Wireless Stats and Wrestling Rings
One thing the attendees had in common was access to the free wireless network at Interop, provided by a large number of vendors working in partnership on the Interop NOC. We briefly stopped by the Xirrus wrestling ring, which attracted a huge crowd -- as one attendee in the government space remarked to me "this is perhaps due more to the fact you can see her pants when she raises the placards, rather than an interest in the wireless network."
In a brief demo of the Xirrus dashboard, we learned that 2001 unique visitors had accessed the wireless network within the previous 24 hours, and 225 users were on the network at 2:39 PM. The largest spike in unique visitors in the previous 24 hours occurred at 11:45 AM when over 500 users were online concurrently. Checking emails before lunch anyone?
Cloud Computing Perspectives, small vs. large
As the unofficial theme of the conference seemed to be "cloud computing," I asked some attendees to share their thoughts on the subject. It seemed only fair to profile the views of disparate ends of the scale -- a very large vendor and a very small vendor.
When I discussed the hype surrounding cloud computing with a small vendor in the data management space, he said that "the elephant in the room is data, many enterprises don’t have control of their data now, so how can they expect to control their data when they add another layer of complexity with the cloud?"
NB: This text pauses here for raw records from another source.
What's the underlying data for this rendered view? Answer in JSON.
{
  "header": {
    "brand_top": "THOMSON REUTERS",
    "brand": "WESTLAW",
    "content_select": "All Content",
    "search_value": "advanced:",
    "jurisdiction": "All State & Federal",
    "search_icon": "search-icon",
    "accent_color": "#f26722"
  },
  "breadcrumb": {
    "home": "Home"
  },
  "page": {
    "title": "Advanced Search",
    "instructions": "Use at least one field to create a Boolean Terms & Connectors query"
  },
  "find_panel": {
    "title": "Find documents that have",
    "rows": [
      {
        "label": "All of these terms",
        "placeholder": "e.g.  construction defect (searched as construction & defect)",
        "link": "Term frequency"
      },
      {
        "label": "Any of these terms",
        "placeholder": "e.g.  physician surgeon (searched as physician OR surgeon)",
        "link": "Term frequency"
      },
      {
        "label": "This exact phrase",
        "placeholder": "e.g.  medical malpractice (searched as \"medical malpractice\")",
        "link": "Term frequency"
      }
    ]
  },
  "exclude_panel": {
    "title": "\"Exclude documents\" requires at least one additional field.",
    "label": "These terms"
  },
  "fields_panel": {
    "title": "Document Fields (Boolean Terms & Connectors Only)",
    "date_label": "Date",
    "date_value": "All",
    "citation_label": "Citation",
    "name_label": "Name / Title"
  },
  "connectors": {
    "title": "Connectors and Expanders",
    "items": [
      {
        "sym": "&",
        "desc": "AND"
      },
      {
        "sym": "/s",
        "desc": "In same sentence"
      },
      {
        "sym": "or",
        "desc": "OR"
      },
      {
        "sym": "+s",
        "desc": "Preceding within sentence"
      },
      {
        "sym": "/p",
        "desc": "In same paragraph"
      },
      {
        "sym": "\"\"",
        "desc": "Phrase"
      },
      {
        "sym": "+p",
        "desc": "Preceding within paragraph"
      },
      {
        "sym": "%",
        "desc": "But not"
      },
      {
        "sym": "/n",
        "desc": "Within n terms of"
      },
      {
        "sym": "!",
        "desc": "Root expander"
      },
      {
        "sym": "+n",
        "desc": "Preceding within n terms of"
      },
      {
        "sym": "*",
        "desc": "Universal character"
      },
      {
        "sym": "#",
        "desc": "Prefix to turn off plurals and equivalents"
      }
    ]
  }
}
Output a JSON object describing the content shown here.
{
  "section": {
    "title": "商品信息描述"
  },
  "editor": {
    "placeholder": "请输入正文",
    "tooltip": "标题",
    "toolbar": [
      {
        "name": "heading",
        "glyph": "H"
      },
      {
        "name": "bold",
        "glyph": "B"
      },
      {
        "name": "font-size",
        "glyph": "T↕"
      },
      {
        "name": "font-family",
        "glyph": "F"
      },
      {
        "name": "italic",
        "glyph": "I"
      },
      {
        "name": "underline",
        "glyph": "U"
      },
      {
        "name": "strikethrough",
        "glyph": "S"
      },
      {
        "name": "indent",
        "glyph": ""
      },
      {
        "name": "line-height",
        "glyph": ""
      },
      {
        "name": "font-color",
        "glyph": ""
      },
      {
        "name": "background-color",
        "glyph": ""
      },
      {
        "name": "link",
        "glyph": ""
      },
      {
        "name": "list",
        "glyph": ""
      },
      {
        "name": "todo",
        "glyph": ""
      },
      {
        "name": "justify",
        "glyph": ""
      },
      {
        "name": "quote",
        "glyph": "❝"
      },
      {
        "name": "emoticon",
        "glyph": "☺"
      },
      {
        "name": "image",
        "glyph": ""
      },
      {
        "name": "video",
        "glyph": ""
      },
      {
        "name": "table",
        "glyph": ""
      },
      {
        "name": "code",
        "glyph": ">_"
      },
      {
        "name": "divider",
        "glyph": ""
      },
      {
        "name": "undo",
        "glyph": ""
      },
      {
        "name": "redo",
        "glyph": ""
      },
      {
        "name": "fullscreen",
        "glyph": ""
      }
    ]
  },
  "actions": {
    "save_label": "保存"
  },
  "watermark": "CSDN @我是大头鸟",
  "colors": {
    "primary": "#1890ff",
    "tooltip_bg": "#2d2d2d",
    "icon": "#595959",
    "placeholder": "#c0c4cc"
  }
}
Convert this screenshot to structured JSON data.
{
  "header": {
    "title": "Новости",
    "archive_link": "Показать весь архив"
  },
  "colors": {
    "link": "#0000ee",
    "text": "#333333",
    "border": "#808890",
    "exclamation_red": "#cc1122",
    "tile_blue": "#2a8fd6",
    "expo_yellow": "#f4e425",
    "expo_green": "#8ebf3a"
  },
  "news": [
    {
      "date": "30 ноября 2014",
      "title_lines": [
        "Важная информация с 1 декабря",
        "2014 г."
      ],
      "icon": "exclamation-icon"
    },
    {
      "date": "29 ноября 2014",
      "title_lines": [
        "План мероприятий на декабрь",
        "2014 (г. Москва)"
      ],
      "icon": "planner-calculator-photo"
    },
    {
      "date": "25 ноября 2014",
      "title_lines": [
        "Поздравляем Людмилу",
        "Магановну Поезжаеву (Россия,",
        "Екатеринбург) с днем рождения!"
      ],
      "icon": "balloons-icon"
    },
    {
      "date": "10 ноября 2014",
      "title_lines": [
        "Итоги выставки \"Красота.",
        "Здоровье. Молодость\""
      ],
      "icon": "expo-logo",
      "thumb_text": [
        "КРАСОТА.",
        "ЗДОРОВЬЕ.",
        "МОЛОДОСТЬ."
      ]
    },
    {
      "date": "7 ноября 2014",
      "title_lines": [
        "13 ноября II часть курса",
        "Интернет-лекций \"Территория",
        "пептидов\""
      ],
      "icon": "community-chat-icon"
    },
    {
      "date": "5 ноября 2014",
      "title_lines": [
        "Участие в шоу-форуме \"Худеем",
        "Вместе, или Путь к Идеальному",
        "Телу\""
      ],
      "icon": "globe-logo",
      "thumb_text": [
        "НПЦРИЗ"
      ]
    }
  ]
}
He also highlighted that information security guys are "having nightmares" about cloud computing, because there is currently no duty to report when there are vulnerabilities, and a customer may never find out about their vendor's security issues.
Later in the day I spoke with an IBM Distinguished Engineer, and had a lively discussion on the merits of cloud computing. He remarked that there were a lot of similarities between what’s now being labeled “cloud computing” and what IBM labeled as "utility computing." As IBM was the market leader in utility computing many moons ago, there are no great surprises there -- but he did agree that vendors need to have a much clearer articulation on how they are differentiating themselves in the cloud computing space.